Figure 3. A synthetic anti-pOX CRISPR provides resistance against conjugational plasmid transfer. (A) The Type I-E CRISPR-Cas system of E. coli contains eight cas genes and a downstream CRISPR with type 2 repeats. Promoter elements (Pcas3, Panti-cas, Pcas and P_CRISPR) are indicated by arrows. (B) A plasmid map of the F-plasmid with all HindIII sites. The origin of transfer (oriT) is indicated by a black triangle, the leading and transfer regions of the plasmid are indicated with arrows. The plasmid F derived pOX38-Tc corresponds to the largest HindIII fragment of plasmid F, and contains a tetracycline resistance marker. The positions of the protospacers targeted by the synthetic anti-pOX CRISPR indicated in (D) are indicated by colored boxes and labeled with the name of the spacer that targets the site (i.e., sp1-5). (C) Schematic representation of the non-targeting CRISPR J4, which contains four identical spacer sequences targeting the J gene of phage Lambda. (D) Schematic representation of the targeting CRISPR-F, which contains 5 different spacer sequences targeting sequences of pOX38-Tc. The positions of the target sequences are indicated in (B) by colored boxes and labeled with the name of the spacer that targets the site. (E) Conjugation efficiencies using E. coli MC4100 + pOX38-Tc as a donor strain and E. coli K12 or E. coli K12Δhns transformed with a plasmid carrying either CRISPR-J4 or CRISPR-F as recipient strains. (F) Conjugation efficiencies using donor strain as in (E) and either induced or uninduced E. coli BL21 (DE3) transformed with either CRISPR-J4 or CRISPR-F as recipient strains. Conjugation efficiencies are expressed as transconjugants/donor.

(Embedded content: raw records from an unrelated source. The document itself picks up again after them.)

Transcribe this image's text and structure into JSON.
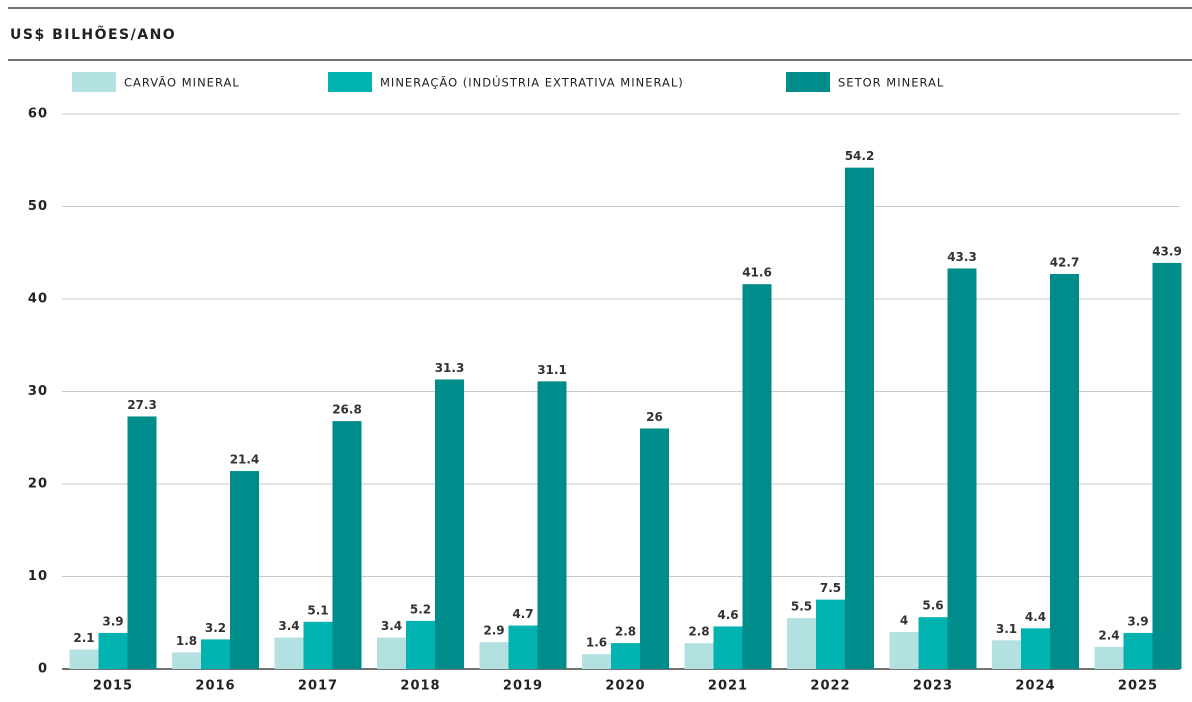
{
  "chart_data": {
    "type": "bar",
    "title": "US$ BILHÕES/ANO",
    "categories": [
      "2015",
      "2016",
      "2017",
      "2018",
      "2019",
      "2020",
      "2021",
      "2022",
      "2023",
      "2024",
      "2025"
    ],
    "series": [
      {
        "name": "CARVÃO MINERAL",
        "color": "#b3e1e1",
        "values": [
          2.1,
          1.8,
          3.4,
          3.4,
          2.9,
          1.6,
          2.8,
          5.5,
          4,
          3.1,
          2.4
        ]
      },
      {
        "name": "MINERAÇÃO (INDÚSTRIA EXTRATIVA MINERAL)",
        "color": "#00b2b0",
        "values": [
          3.9,
          3.2,
          5.1,
          5.2,
          4.7,
          2.8,
          4.6,
          7.5,
          5.6,
          4.4,
          3.9
        ]
      },
      {
        "name": "SETOR MINERAL",
        "color": "#008c8a",
        "values": [
          27.3,
          21.4,
          26.8,
          31.3,
          31.1,
          26,
          41.6,
          54.2,
          43.3,
          42.7,
          43.9
        ]
      }
    ],
    "ylim": [
      0,
      60
    ],
    "yticks": [
      0,
      10,
      20,
      30,
      40,
      50,
      60
    ],
    "grid": true,
    "legend": "top"
  }
}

Figure 4. Interference levels of CRISPRs targeting leading regions as compared with CRISPRs targeting lagging regions. (A and B) Synthetic CRISPR constructs targeting plasmid F are shown together with the coordinates of the corresponding protospacer on plasmid F. Four CRISPRs contain a spacer at the second position in the array that targets the leading region of plasmid F (IE1, IE2, SE1, SE2) and four additional CRISPRs target the non-leading region of plasmid F (IL1, IL2, SL1, SL2). Of these CRISPRs, four target the incoming strand of plasmid F (IE1, IE2, IL1, IL2) and four CRISPRs target the synthesized strand of plasmid F (SE1, SE2, SL1, SL2). (C) Efficiency of conjugation (#transconjugants/#donor) from E. coli MC4100 donor cells carrying pOX38-Tc to E. coli K12Δhns transformed with any of the CRISPRs shown in (A). (D) Efficiency of conjugation (#transconjugants/#donor) from E. coli MC4100 donor cells carrying pOX38-Tc to E. coli K12Δhns transformed with any of the CRISPRs shown in (B).